San Francisco State University is now the first public university in the country to offer a degree in bilingual journalism.
The program aims to ensure that the next generation of journalists is able to adequately and accurately report on the country’s increasingly bilingual Latino population, the school wrote in an announcement earlier this month.

"That’s going to be the success of the program, if we can prepare students that can go into different media, not just Spanish-language media," said Cristina Azocar, co-creator of the program and professor of journalism in an interview with KCBS Radio.
Classes won’t be focused just on journalism, the program is taking an interdisciplinary approach. "So they are going to take classes in journalism, in broadcast and electronic communications, in Spanish," as well as Latina/Latino culture classes, according to Azocar.

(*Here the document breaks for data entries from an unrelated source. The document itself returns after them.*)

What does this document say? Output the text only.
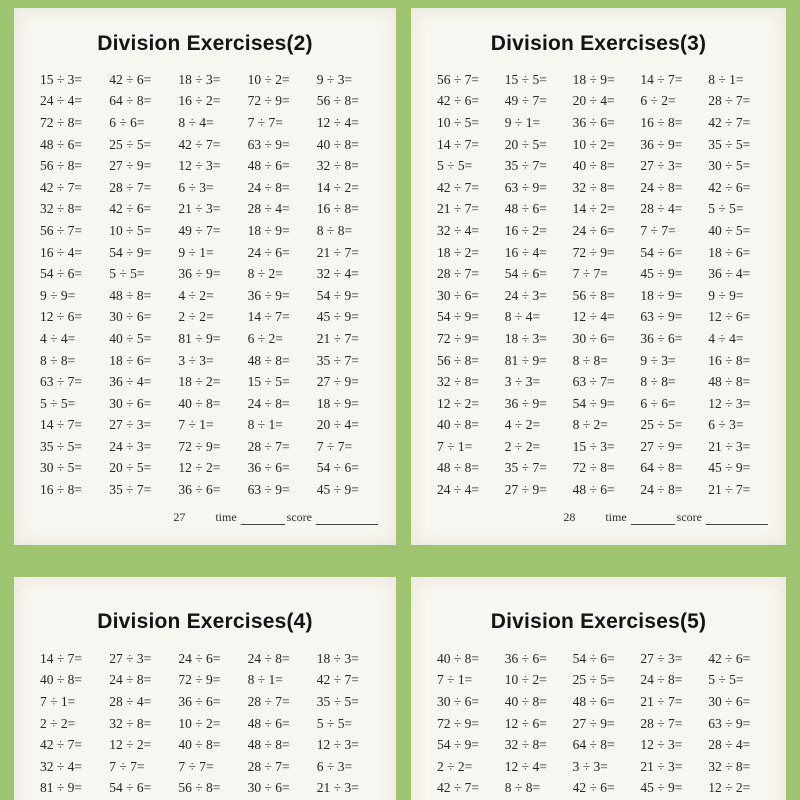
Division Exercises(2)
15 ÷ 3=	42 ÷ 6=	18 ÷ 3=	10 ÷ 2=	9 ÷ 3=
24 ÷ 4=	64 ÷ 8=	16 ÷ 2=	72 ÷ 9=	56 ÷ 8=
72 ÷ 8=	6 ÷ 6=	8 ÷ 4=	7 ÷ 7=	12 ÷ 4=
48 ÷ 6=	25 ÷ 5=	42 ÷ 7=	63 ÷ 9=	40 ÷ 8=
56 ÷ 8=	27 ÷ 9=	12 ÷ 3=	48 ÷ 6=	32 ÷ 8=
42 ÷ 7=	28 ÷ 7=	6 ÷ 3=	24 ÷ 8=	14 ÷ 2=
32 ÷ 8=	42 ÷ 6=	21 ÷ 3=	28 ÷ 4=	16 ÷ 8=
56 ÷ 7=	10 ÷ 5=	49 ÷ 7=	18 ÷ 9=	8 ÷ 8=
16 ÷ 4=	54 ÷ 9=	9 ÷ 1=	24 ÷ 6=	21 ÷ 7=
54 ÷ 6=	5 ÷ 5=	36 ÷ 9=	8 ÷ 2=	32 ÷ 4=
9 ÷ 9=	48 ÷ 8=	4 ÷ 2=	36 ÷ 9=	54 ÷ 9=
12 ÷ 6=	30 ÷ 6=	2 ÷ 2=	14 ÷ 7=	45 ÷ 9=
4 ÷ 4=	40 ÷ 5=	81 ÷ 9=	6 ÷ 2=	21 ÷ 7=
8 ÷ 8=	18 ÷ 6=	3 ÷ 3=	48 ÷ 8=	35 ÷ 7=
63 ÷ 7=	36 ÷ 4=	18 ÷ 2=	15 ÷ 5=	27 ÷ 9=
5 ÷ 5=	30 ÷ 6=	40 ÷ 8=	24 ÷ 8=	18 ÷ 9=
14 ÷ 7=	27 ÷ 3=	7 ÷ 1=	8 ÷ 1=	20 ÷ 4=
35 ÷ 5=	24 ÷ 3=	72 ÷ 9=	28 ÷ 7=	7 ÷ 7=
30 ÷ 5=	20 ÷ 5=	12 ÷ 2=	36 ÷ 6=	54 ÷ 6=
16 ÷ 8=	35 ÷ 7=	36 ÷ 6=	63 ÷ 9=	45 ÷ 9=
27	time	score
Division Exercises(3)
56 ÷ 7=	15 ÷ 5=	18 ÷ 9=	14 ÷ 7=	8 ÷ 1=
42 ÷ 6=	49 ÷ 7=	20 ÷ 4=	6 ÷ 2=	28 ÷ 7=
10 ÷ 5=	9 ÷ 1=	36 ÷ 6=	16 ÷ 8=	42 ÷ 7=
14 ÷ 7=	20 ÷ 5=	10 ÷ 2=	36 ÷ 9=	35 ÷ 5=
5 ÷ 5=	35 ÷ 7=	40 ÷ 8=	27 ÷ 3=	30 ÷ 5=
42 ÷ 7=	63 ÷ 9=	32 ÷ 8=	24 ÷ 8=	42 ÷ 6=
21 ÷ 7=	48 ÷ 6=	14 ÷ 2=	28 ÷ 4=	5 ÷ 5=
32 ÷ 4=	16 ÷ 2=	24 ÷ 6=	7 ÷ 7=	40 ÷ 5=
18 ÷ 2=	16 ÷ 4=	72 ÷ 9=	54 ÷ 6=	18 ÷ 6=
28 ÷ 7=	54 ÷ 6=	7 ÷ 7=	45 ÷ 9=	36 ÷ 4=
30 ÷ 6=	24 ÷ 3=	56 ÷ 8=	18 ÷ 9=	9 ÷ 9=
54 ÷ 9=	8 ÷ 4=	12 ÷ 4=	63 ÷ 9=	12 ÷ 6=
72 ÷ 9=	18 ÷ 3=	30 ÷ 6=	36 ÷ 6=	4 ÷ 4=
56 ÷ 8=	81 ÷ 9=	8 ÷ 8=	9 ÷ 3=	16 ÷ 8=
32 ÷ 8=	3 ÷ 3=	63 ÷ 7=	8 ÷ 8=	48 ÷ 8=
12 ÷ 2=	36 ÷ 9=	54 ÷ 9=	6 ÷ 6=	12 ÷ 3=
40 ÷ 8=	4 ÷ 2=	8 ÷ 2=	25 ÷ 5=	6 ÷ 3=
7 ÷ 1=	2 ÷ 2=	15 ÷ 3=	27 ÷ 9=	21 ÷ 3=
48 ÷ 8=	35 ÷ 7=	72 ÷ 8=	64 ÷ 8=	45 ÷ 9=
24 ÷ 4=	27 ÷ 9=	48 ÷ 6=	24 ÷ 8=	21 ÷ 7=
28	time	score
Division Exercises(4)
14 ÷ 7=	27 ÷ 3=	24 ÷ 6=	24 ÷ 8=	18 ÷ 3=
40 ÷ 8=	24 ÷ 8=	72 ÷ 9=	8 ÷ 1=	42 ÷ 7=
7 ÷ 1=	28 ÷ 4=	36 ÷ 6=	28 ÷ 7=	35 ÷ 5=
2 ÷ 2=	32 ÷ 8=	10 ÷ 2=	48 ÷ 6=	5 ÷ 5=
42 ÷ 7=	12 ÷ 2=	40 ÷ 8=	48 ÷ 8=	12 ÷ 3=
32 ÷ 4=	7 ÷ 7=	7 ÷ 7=	28 ÷ 7=	6 ÷ 3=
81 ÷ 9=	54 ÷ 6=	56 ÷ 8=	30 ÷ 6=	21 ÷ 3=
Division Exercises(5)
40 ÷ 8=	36 ÷ 6=	54 ÷ 6=	27 ÷ 3=	42 ÷ 6=
7 ÷ 1=	10 ÷ 2=	25 ÷ 5=	24 ÷ 8=	5 ÷ 5=
30 ÷ 6=	40 ÷ 8=	48 ÷ 6=	21 ÷ 7=	30 ÷ 6=
72 ÷ 9=	12 ÷ 6=	27 ÷ 9=	28 ÷ 7=	63 ÷ 9=
54 ÷ 9=	32 ÷ 8=	64 ÷ 8=	12 ÷ 3=	28 ÷ 4=
2 ÷ 2=	12 ÷ 4=	3 ÷ 3=	21 ÷ 3=	32 ÷ 8=
42 ÷ 7=	8 ÷ 8=	42 ÷ 6=	45 ÷ 9=	12 ÷ 2=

Azocar, who has worked previously as a journalist for multiple outlets in Texas, believes that mainstream media too often focuses primarily on immigration. Other issues, like language, education, distribution of resources in schools, "are not being covered enough in mainstream media," she said.
Along with classes, the program will include hands-on reporting experience with biweekly, bilingual San Francisco newspaper El Tecolote.

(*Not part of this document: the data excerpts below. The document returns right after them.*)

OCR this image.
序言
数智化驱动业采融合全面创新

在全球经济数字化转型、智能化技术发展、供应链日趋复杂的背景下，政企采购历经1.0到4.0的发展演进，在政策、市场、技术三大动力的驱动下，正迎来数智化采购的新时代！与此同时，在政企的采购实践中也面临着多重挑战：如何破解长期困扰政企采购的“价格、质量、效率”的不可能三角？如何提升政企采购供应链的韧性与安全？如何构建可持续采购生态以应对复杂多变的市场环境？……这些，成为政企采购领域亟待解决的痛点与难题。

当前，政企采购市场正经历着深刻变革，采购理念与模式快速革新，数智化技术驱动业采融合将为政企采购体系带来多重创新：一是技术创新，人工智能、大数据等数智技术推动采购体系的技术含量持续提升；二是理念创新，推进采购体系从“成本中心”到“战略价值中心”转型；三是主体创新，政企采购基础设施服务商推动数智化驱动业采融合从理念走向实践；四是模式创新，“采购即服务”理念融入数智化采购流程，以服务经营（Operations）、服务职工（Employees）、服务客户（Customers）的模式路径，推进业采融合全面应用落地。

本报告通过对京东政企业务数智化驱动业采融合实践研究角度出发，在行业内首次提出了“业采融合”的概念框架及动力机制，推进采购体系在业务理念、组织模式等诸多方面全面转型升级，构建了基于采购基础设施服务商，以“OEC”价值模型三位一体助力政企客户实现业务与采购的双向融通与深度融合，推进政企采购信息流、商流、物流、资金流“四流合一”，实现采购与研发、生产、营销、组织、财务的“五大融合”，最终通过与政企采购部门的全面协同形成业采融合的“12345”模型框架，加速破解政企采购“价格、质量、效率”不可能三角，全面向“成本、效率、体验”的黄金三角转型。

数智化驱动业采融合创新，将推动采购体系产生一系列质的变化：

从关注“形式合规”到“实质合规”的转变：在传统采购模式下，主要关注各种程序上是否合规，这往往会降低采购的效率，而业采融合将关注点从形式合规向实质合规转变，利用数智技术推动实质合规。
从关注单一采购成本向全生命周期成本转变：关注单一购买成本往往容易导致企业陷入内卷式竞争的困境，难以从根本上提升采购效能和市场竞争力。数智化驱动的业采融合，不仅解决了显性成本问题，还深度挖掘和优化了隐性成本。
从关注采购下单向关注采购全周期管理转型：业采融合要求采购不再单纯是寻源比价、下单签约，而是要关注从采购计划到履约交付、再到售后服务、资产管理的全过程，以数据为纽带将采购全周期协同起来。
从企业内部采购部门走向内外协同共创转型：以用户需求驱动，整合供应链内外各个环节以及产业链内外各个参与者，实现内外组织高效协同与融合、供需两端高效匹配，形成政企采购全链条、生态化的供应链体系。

"With this Bilingual Journalism degree you’re able to connect and share and amplify the stories of communities that perhaps won’t get amplified in any other outlet," said the paper's editor-in-chief and SF State graduate Alexis Terrazas in the school’s announcement. "To be able to have a [bilingual] reporter be there and connect with interviews in that person’s language and not just do that but write the story in their language is incredibly important. It addresses that these people feel really heard."
Students will be able to begin their major in the fall of next year.